The pair are based at Cessnock Correctional Complex and believe their Aboriginal heritage helps them improve relationships with Aboriginal and Torres Strait Islander offenders.
“Being Aboriginal I can build a better connection with Aboriginal inmates, through art and telling their stories,” Kristy, an officer at Hunter Correctional Centre says.
“I love the feeling that I’m in a position to make a difference. It can only take a small interaction to change someone’s life - a small gesture of kindness can go a long way.”
This year’s theme is Working together to reduce reoffending, focusing on the ways corrections staff assist offenders through programs, education, promoting a good workplace culture and positive interactions.
Neither of the Grays were aware of the other’s Aboriginal heritage when they met and married: Craig was raised not to mention it and Kristy had never even known.

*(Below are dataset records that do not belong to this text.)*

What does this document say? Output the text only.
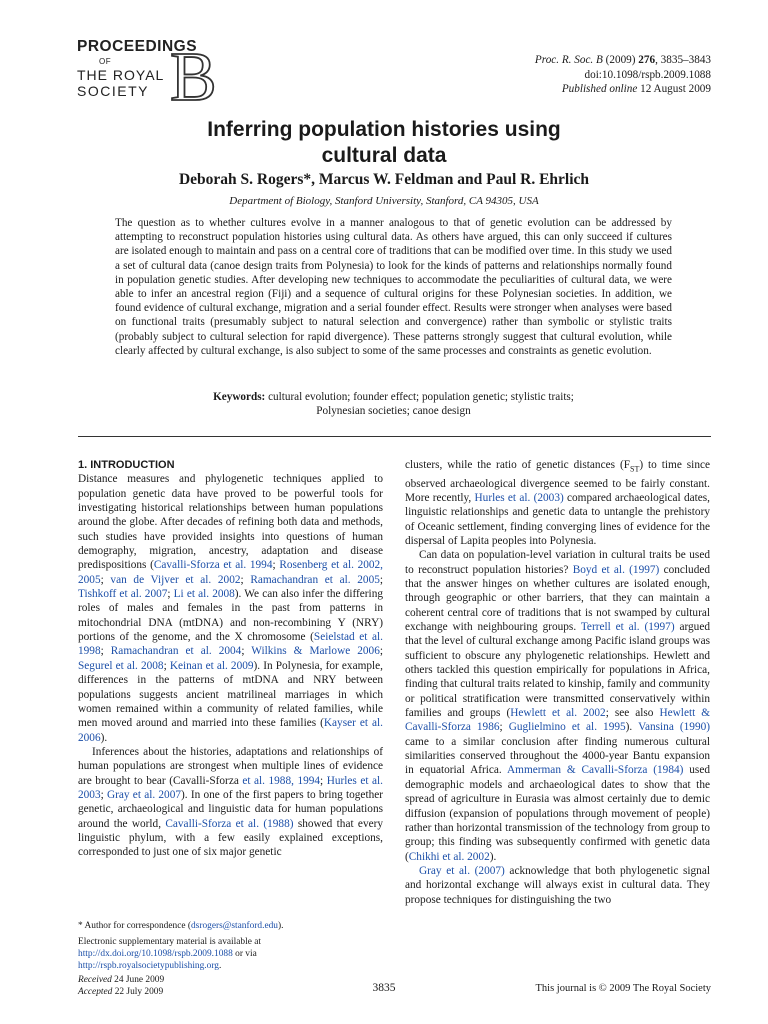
PROCEEDINGS
OF
THE ROYAL
SOCIETY B	Proc. R. Soc. B (2009) 276, 3835–3843
doi:10.1098/rspb.2009.1088
Published online 12 August 2009
Inferring population histories using
cultural data
Deborah S. Rogers*, Marcus W. Feldman and Paul R. Ehrlich
Department of Biology, Stanford University, Stanford, CA 94305, USA

The question as to whether cultures evolve in a manner analogous to that of genetic evolution can be addressed by attempting to reconstruct population histories using cultural data. As others have argued, this can only succeed if cultures are isolated enough to maintain and pass on a central core of traditions that can be modified over time. In this study we used a set of cultural data (canoe design traits from Polynesia) to look for the kinds of patterns and relationships normally found in population genetic studies. After developing new techniques to accommodate the peculiarities of cultural data, we were able to infer an ancestral region (Fiji) and a sequence of cultural origins for these Polynesian societies. In addition, we found evidence of cultural exchange, migration and a serial founder effect. Results were stronger when analyses were based on functional traits (presumably subject to natural selection and convergence) rather than symbolic or stylistic traits (probably subject to cultural selection for rapid divergence). These patterns strongly suggest that cultural evolution, while clearly affected by cultural exchange, is also subject to some of the same processes and constraints as genetic evolution.

Keywords: cultural evolution; founder effect; population genetic; stylistic traits;
Polynesian societies; canoe design
1. INTRODUCTION

Distance measures and phylogenetic techniques applied to population genetic data have proved to be powerful tools for investigating historical relationships between human populations around the globe. After decades of refining both data and methods, such studies have provided insights into questions of human demography, migration, ancestry, adaptation and disease predispositions (Cavalli-Sforza et al. 1994; Rosenberg et al. 2002, 2005; van de Vijver et al. 2002; Ramachandran et al. 2005; Tishkoff et al. 2007; Li et al. 2008). We can also infer the differing roles of males and females in the past from patterns in mitochondrial DNA (mtDNA) and non-recombining Y (NRY) portions of the genome, and the X chromosome (Seielstad et al. 1998; Ramachandran et al. 2004; Wilkins & Marlowe 2006; Segurel et al. 2008; Keinan et al. 2009). In Polynesia, for example, differences in the patterns of mtDNA and NRY between populations suggests ancient matrilineal marriages in which women remained within a community of related families, while men moved around and married into these families (Kayser et al. 2006).

Inferences about the histories, adaptations and relationships of human populations are strongest when multiple lines of evidence are brought to bear (Cavalli-Sforza et al. 1988, 1994; Hurles et al. 2003; Gray et al. 2007). In one of the first papers to bring together genetic, archaeological and linguistic data for human populations around the world, Cavalli-Sforza et al. (1988) showed that every linguistic phylum, with a few easily explained exceptions, corresponded to just one of six major genetic

clusters, while the ratio of genetic distances $(F_{ST})$ to time since observed archaeological divergence seemed to be fairly constant. More recently, Hurles et al. (2003) compared archaeological dates, linguistic relationships and genetic data to untangle the prehistory of Oceanic settlement, finding converging lines of evidence for the dispersal of Lapita peoples into Polynesia.

Can data on population-level variation in cultural traits be used to reconstruct population histories? Boyd et al. (1997) concluded that the answer hinges on whether cultures are isolated enough, through geographic or other barriers, that they can maintain a coherent central core of traditions that is not swamped by cultural exchange with neighbouring groups. Terrell et al. (1997) argued that the level of cultural exchange among Pacific island groups was sufficient to obscure any phylogenetic relationships. Hewlett and others tackled this question empirically for populations in Africa, finding that cultural traits related to kinship, family and community or political stratification were transmitted conservatively within families and groups (Hewlett et al. 2002; see also Hewlett & Cavalli-Sforza 1986; Guglielmino et al. 1995). Vansina (1990) came to a similar conclusion after finding numerous cultural similarities conserved throughout the 4000-year Bantu expansion in equatorial Africa. Ammerman & Cavalli-Sforza (1984) used demographic models and archaeological dates to show that the spread of agriculture in Eurasia was almost certainly due to demic diffusion (expansion of populations through movement of people) rather than horizontal transmission of the technology from group to group; this finding was subsequently confirmed with genetic data (Chikhi et al. 2002).

Gray et al. (2007) acknowledge that both phylogenetic signal and horizontal exchange will always exist in cultural data. They propose techniques for distinguishing the two

* Author for correspondence (dsrogers@stanford.edu).
Electronic supplementary material is available at http://dx.doi.org/10.1098/rspb.2009.1088 or via http://rspb.royalsocietypublishing.org.
Received 24 June 2009
Accepted 22 July 2009	3835	This journal is © 2009 The Royal Society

“Cultural heritage wasn’t really spoken about because that’s how it was at that time,” Craig says.
“But it was always there and the more I learn about my culture, the more light-bulb moments I have that relate back to my childhood and family.”
Kristy was born in Kamilaroi country near Tamworth, while Craig’s mob is from Worranua country in the Hunter. The couple proudly share their heritage with their four children and also hope to inspire other Aboriginal peoples to join Corrective Services NSW.
“My husband always told me how much he felt he could make an impact in the job, as an Aboriginal person leading by example,” Kristy says.
To that end Craig, who works with the Northern Transport Unit taking inmates between prisons and courts, is undertaking the Corrections Aboriginal Mentor Program.
“I’m interested in leadership and to be able to help. There aren’t enough Aboriginal staff in the job, so it would be good to gain more but to also keep the ones that we have,” he says.
“I don’t feel there is a lot of understanding about Aboriginal culture, but I don’t think that’s deliberate. I just think it’s the way a lot of people grew up and their perception of Aboriginal people.”
CSNSW includes about 5,000 custodial officers, 1,800 Community Corrections staff, 750 industries workers, 720 psychologists and programs officers and 1,170 Security and Intelligence staff.